Coming of age: Protecting the environment becomes big business
Long Jisheng, chairman of Shanghai-based SUS Environment, an industrial leader in Chinese environmental protection, said it’s wrong to compare the growth of the industry to that of a person.
People mature and eventually die, but the industry will live beyond its days of maturity, he said.
His company, founded in 2008 in Qingpu District, provides integrated solutions for greenhouse-gas reduction, increased recycling, burning rather than burying garbage, and cleaning up contaminated sites.
“Within five years,” says Long, “we will double the scale and revenue of the company, and set up overseas SUS Environment branches.”
The company is now the second-largest in China’s waste-incineration industry, after China Everbright Environment Group Ltd, a state-owned company based in Hong Kong.
SUS now says it will achieve its 12-year goals in five years.
“The company grew at its fastest pace in the last five years, and that will not slow because China is resolved to address environmental problems,” Long said. “That offers us great opportunities in waste incineration.”
The environment protection industry in China, essentially launched in 2005, has exploded as the government continues to ramp up its commitment to cleaner air, cleaner water, cleaner industry and cleaner communities.
In the 10 years to 2015, annual industry revenue grew between 26 percent and 31 percent. By 2016, the industry had revenue of 1 trillion yuan (US$154.48 billion), even as growth slowed to between 14 percent and 20 percent.
“Overall, growth may be cooling a little, but that may not be the case for every company in the industry,” Long said. “In our early stages, SUS Environment only sold waste incineration facilities. As the company accumulated capital, we began investing in building and operating incineration plants.”
Before 2020, the Chinese government largely focused on solving immediate environmental problems, like air pollution, but now it has the capability, time and determination to expand that focus to repairing the damage of the past.
China’s rapidly growing economy in recent decades has caused some environment problems, among them urban smog and polluted waterways. As population grew, so did household garbage, straining the capacity of landfills.
Since 2019, the Chinese government has rolled out a series of new and tougher environmental laws, providing expanded opportunities for industry players like SUS Environment and even foreign rivals.
In mid-January, Suez, a France-based utility company operating in water and waste management sectors, bought out the stakes of two former Chinese partners and expanded its footprint in the nation.

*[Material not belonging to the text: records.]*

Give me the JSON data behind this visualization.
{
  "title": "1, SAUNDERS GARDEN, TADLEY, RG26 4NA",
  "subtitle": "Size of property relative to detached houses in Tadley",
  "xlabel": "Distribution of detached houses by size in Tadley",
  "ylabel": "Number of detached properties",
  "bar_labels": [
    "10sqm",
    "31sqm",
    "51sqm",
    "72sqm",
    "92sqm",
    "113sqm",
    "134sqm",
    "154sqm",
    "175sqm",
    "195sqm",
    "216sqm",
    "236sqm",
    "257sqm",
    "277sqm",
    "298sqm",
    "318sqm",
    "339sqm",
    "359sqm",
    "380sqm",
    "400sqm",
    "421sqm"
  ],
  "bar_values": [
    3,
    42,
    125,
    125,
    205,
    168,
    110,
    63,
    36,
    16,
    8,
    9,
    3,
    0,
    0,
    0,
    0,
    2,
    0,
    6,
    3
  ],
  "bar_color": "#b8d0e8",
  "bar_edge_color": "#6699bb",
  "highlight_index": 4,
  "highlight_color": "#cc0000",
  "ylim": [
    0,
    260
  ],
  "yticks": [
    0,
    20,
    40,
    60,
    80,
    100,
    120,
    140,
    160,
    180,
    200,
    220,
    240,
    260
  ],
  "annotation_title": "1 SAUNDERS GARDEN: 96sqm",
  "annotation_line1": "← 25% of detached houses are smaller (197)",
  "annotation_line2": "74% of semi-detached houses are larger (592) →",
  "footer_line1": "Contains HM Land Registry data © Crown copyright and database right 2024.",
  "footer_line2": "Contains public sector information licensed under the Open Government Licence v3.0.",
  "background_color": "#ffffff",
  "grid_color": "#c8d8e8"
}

“Competition in the industry is fierce,” says Steve Clark, chief executive officer of Suez Asia. “More Chinese capital is pouring in. Some companies entered the sector after seeing business opportunities. Recently, there have been many mergers and acquisitions. Chinese companies are not only strong competitors in the domestic market but also in overseas markets.”

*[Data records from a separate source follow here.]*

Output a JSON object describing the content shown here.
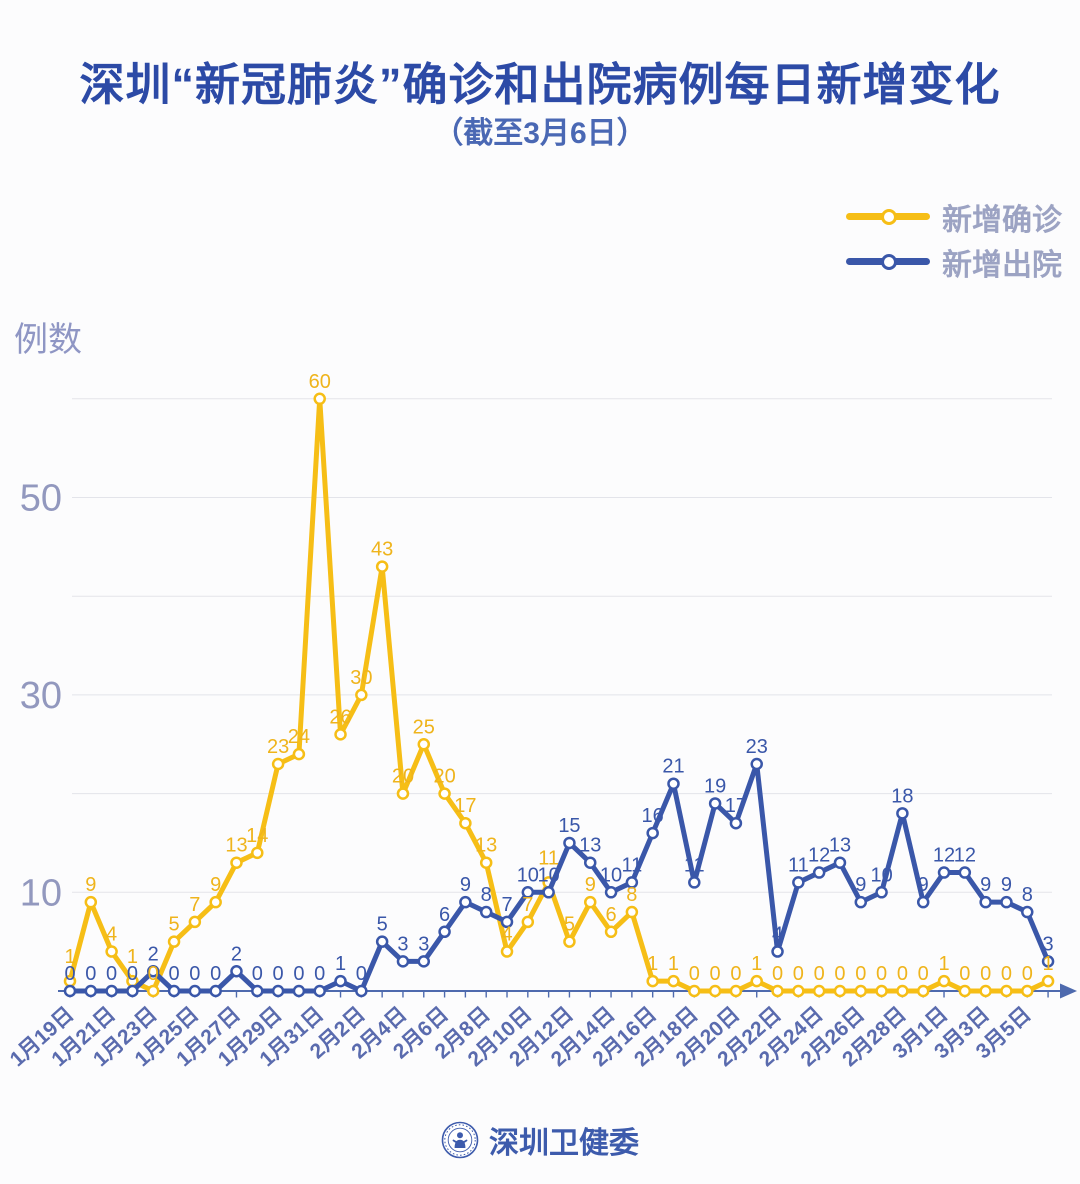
{
  "title": "深圳“新冠肺炎”确诊和出院病例每日新增变化",
  "subtitle": "（截至3月6日）",
  "y_axis_label": "例数",
  "legend": [
    {
      "label": "新增确诊",
      "color": "#F6BE16"
    },
    {
      "label": "新增出院",
      "color": "#3A57A9"
    }
  ],
  "footer": {
    "source_label": "深圳卫健委",
    "logo_icon": "shenzhen-health-commission-emblem"
  },
  "colors": {
    "title": "#2C4AA6",
    "subtitle": "#4A68B4",
    "legend_text": "#9CA3C3",
    "confirmed_line": "#F6BE16",
    "confirmed_label": "#EFB41C",
    "discharged_line": "#3A57A9",
    "discharged_label": "#3A57A9",
    "axis_line": "#4E6AAE",
    "date_label": "#5A6BAE",
    "ytick_label": "#9298BE",
    "gridline": "#E3E4EA",
    "background": "#fcfcfd"
  },
  "chart_data": {
    "type": "line",
    "x": [
      "1月19日",
      "1月20日",
      "1月21日",
      "1月22日",
      "1月23日",
      "1月24日",
      "1月25日",
      "1月26日",
      "1月27日",
      "1月28日",
      "1月29日",
      "1月30日",
      "1月31日",
      "2月1日",
      "2月2日",
      "2月3日",
      "2月4日",
      "2月5日",
      "2月6日",
      "2月7日",
      "2月8日",
      "2月9日",
      "2月10日",
      "2月11日",
      "2月12日",
      "2月13日",
      "2月14日",
      "2月15日",
      "2月16日",
      "2月17日",
      "2月18日",
      "2月19日",
      "2月20日",
      "2月21日",
      "2月22日",
      "2月23日",
      "2月24日",
      "2月25日",
      "2月26日",
      "2月27日",
      "2月28日",
      "2月29日",
      "3月1日",
      "3月2日",
      "3月3日",
      "3月4日",
      "3月5日",
      "3月6日"
    ],
    "x_tick_label_step": 2,
    "series": [
      {
        "name": "新增确诊",
        "color": "#F6BE16",
        "label_color": "#EFB41C",
        "values": [
          1,
          9,
          4,
          1,
          0,
          5,
          7,
          9,
          13,
          14,
          23,
          24,
          60,
          26,
          30,
          43,
          20,
          25,
          20,
          17,
          13,
          4,
          7,
          11,
          5,
          9,
          6,
          8,
          1,
          1,
          0,
          0,
          0,
          1,
          0,
          0,
          0,
          0,
          0,
          0,
          0,
          0,
          1,
          0,
          0,
          0,
          0,
          1
        ]
      },
      {
        "name": "新增出院",
        "color": "#3A57A9",
        "label_color": "#3A57A9",
        "values": [
          0,
          0,
          0,
          0,
          2,
          0,
          0,
          0,
          2,
          0,
          0,
          0,
          0,
          1,
          0,
          5,
          3,
          3,
          6,
          9,
          8,
          7,
          10,
          10,
          15,
          13,
          10,
          11,
          16,
          21,
          11,
          19,
          17,
          23,
          4,
          11,
          12,
          13,
          9,
          10,
          18,
          9,
          12,
          12,
          9,
          9,
          8,
          3
        ]
      }
    ],
    "title": "深圳“新冠肺炎”确诊和出院病例每日新增变化",
    "subtitle": "（截至3月6日）",
    "xlabel": "",
    "ylabel": "例数",
    "ylim": [
      0,
      63
    ],
    "yticks_labeled": [
      10,
      30,
      50
    ],
    "gridlines": [
      10,
      20,
      30,
      40,
      50,
      60
    ],
    "grid": true,
    "point_labels": true,
    "legend_position": "top-right"
  }
}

But he added, “There are still huge opportunities for us. We will more focus on businesses such as complex water treatment, industrial park projects, hazardous waste treatment and soil remediation, which demand more advanced technology.”
He said China’s need for repairing soil degradation is probably the biggest in the world.
“In Shanghai, many industrial companies have moved to industrial parks, so the sites they left behind were more or less polluted,” Clark said. “We have established one team based in Shanghai and one in Chongqing to do soil remediation.”
The environmental protection industry can be classified into six main segments: air quality, water treatment, waste treatment, soil remediation, noise abatement and environment monitoring and supervision.
In a 2019 survey, 92 percent of 11,229 companies in the industry were found to be engaged in air, water and waste treatment, and environmental monitoring and supervision. Less than 2 percent specialized in soil remediation, according to the 2020 China Environmental Protection Industry Report from the China Association of Environmental Protection Industry.
Water and waste treatment contributed to the bulk of industry revenue and profit, the survey found.
In 2019, China’s first law on soil protection came into effect, signaling the government’s commitment to addressing historical problems.
Long said SUS Environment plans to expand into soil remediation.
“In China, there is 10 times more industrial waste than household waste,” he said. “We are developing facilities to co-process household and industrial waste, trying to recycle as much industrial waste as possible.”
The company is also looking to expand overseas, particularly in Southeast Asia and Africa.
“Like anything else, waste from different countries is different,” Long said. “For example, waste produced in China is wetter due to dietary habits. It usually contains 10-20 percent water. European waste, on the other hand, generally has less than 5 percent water. So we have to develop different methods to treat different types of waste.”
Southeast Asia is fertile ground for expansion, he added, because economic development and waste characteristics there are similar to China’s.
“China’s environmental services will probably be another star export for the nation, just like high-speed rail and smart phones,” Long said.
In 2019, the SUS Environment signed a series of contracts with foreign investors, including French Public Investment Bank, to co-develop waste treatment projects in Asia and Africa.
That same year, the company received a US$100 million loan from the Asian Development Bank to finance projects in Taiyuan, capital of Shanxi Province, and the city of Zhuhai in Guangdong Province.
“I think the best years are ahead of us,” said Long.